Step two was never "national" business: writing a state curriculum framework, saying in which grades the essentials should be taught. Its function is to end the plague of gaps and repetitions that only American educators seem resigned to accept as normal. Articulating subject matter across the elementary and secondary years also requires a collaboration of equals--teachers, scholars, and learning specialists--each of whom has things to say that the others need to hear. The word "framework," too, means what is says; it leaves the third step--course design and pedagogy--to the school and the teacher. They must have the authority to make the choices most important to them and to their students: the topics and questions by which to teach the essentials, the day-to-day content of instruction, the materials and methods best suited to their students and to their own strengths.
Step four, writing performance standards and tests of achievement, can sensibly follow only when the others have been taken. But some states are hurrying to award expensive contracts to outside testing firms before anyone has thought about, much less decided, what is worth testing. To leave this to experts and let the rush to "accountability"--which now has a potent assessment lobby behind it--drive standards and course content will kill all chances for school improvement.

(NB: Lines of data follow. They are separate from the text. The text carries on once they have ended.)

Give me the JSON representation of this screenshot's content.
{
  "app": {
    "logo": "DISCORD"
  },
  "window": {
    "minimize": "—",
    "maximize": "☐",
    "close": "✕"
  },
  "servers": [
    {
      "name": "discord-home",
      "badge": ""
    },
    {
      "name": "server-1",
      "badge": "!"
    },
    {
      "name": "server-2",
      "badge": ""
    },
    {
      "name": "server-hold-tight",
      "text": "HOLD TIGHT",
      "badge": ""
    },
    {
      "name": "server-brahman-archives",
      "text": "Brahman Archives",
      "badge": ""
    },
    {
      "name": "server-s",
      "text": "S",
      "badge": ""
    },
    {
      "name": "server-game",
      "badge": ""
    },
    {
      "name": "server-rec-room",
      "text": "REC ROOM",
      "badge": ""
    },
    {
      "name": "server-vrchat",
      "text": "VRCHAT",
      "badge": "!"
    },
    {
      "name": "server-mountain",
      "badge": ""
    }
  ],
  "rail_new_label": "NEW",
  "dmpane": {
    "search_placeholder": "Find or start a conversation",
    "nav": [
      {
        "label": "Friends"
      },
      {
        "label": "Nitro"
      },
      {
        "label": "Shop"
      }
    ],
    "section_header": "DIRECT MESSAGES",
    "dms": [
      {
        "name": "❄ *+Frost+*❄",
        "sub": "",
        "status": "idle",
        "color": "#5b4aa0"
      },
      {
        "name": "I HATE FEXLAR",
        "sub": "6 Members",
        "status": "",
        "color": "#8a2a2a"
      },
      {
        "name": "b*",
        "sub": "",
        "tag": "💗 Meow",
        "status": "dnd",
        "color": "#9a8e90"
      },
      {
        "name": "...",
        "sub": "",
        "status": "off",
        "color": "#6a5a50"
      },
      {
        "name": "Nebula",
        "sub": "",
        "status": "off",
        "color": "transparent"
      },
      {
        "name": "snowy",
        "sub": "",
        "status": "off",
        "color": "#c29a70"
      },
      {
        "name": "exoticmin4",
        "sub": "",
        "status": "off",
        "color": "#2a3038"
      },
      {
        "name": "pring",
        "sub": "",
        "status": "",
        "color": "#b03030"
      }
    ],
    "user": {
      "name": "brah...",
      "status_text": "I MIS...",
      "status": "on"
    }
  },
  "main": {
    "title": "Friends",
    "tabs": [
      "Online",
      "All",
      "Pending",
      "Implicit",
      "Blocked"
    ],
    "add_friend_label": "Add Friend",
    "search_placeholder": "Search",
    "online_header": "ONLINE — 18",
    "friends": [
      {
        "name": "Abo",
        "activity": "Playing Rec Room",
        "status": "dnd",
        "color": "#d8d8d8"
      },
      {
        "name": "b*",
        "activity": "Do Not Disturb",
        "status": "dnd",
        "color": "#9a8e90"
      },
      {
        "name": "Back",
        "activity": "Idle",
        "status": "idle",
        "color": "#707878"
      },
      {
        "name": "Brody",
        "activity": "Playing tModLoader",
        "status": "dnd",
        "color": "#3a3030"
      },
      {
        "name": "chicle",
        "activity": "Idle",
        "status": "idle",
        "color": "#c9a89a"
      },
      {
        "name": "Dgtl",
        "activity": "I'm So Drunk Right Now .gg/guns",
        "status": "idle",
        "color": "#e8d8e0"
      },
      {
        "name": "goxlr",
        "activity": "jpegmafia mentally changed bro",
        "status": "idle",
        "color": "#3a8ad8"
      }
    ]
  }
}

The leadership of the American Federation of Teachers decried the fuzzy outcomes being developed at the state and school district level. The AFT published Setting Strong Standards in 1994, which gave advice about how to write clear standards. They amplified on 10 criteria:
In 1995 and 1996 the AFT issued reports entitled Making Standards Matter. These reports, which the AFT may very well continue to publish annually, describe the progress of states in developing standards. We agree with the overall approach described in the AFT 1996 report to judge the quality of state standards which had been produced by late 1995. The AFT looked at whether a state was developing standards in four core areas--math, science, English, and social studies; whether the standards were clear and specific enough to provide the basis for a core curriculum; whether the standards included the subject's body of content; and how closely the standards were benchmarked. The more grade level benchmarks included, the better a state fared in AFT's judgment. We agree completely that grade-by-grade standards are essential if parents and teachers are really to be able to use them effectively in the classroom. Of the state standards analyzed, Virginia's received top honors for its standards in all four disciplines. We think that Wisconsin should closely examine the process used by Virginia in developing these exemplary standards and the Virginia standards themselves in setting about the development of standards for Wisconsin's schools. The Standards of Learning for Virginia Public Schools can be accessed on the Internet.
Hopefully this handout has given you background information that will help you understand the controversies surrounding the standards movement in Wisconsin and the United States.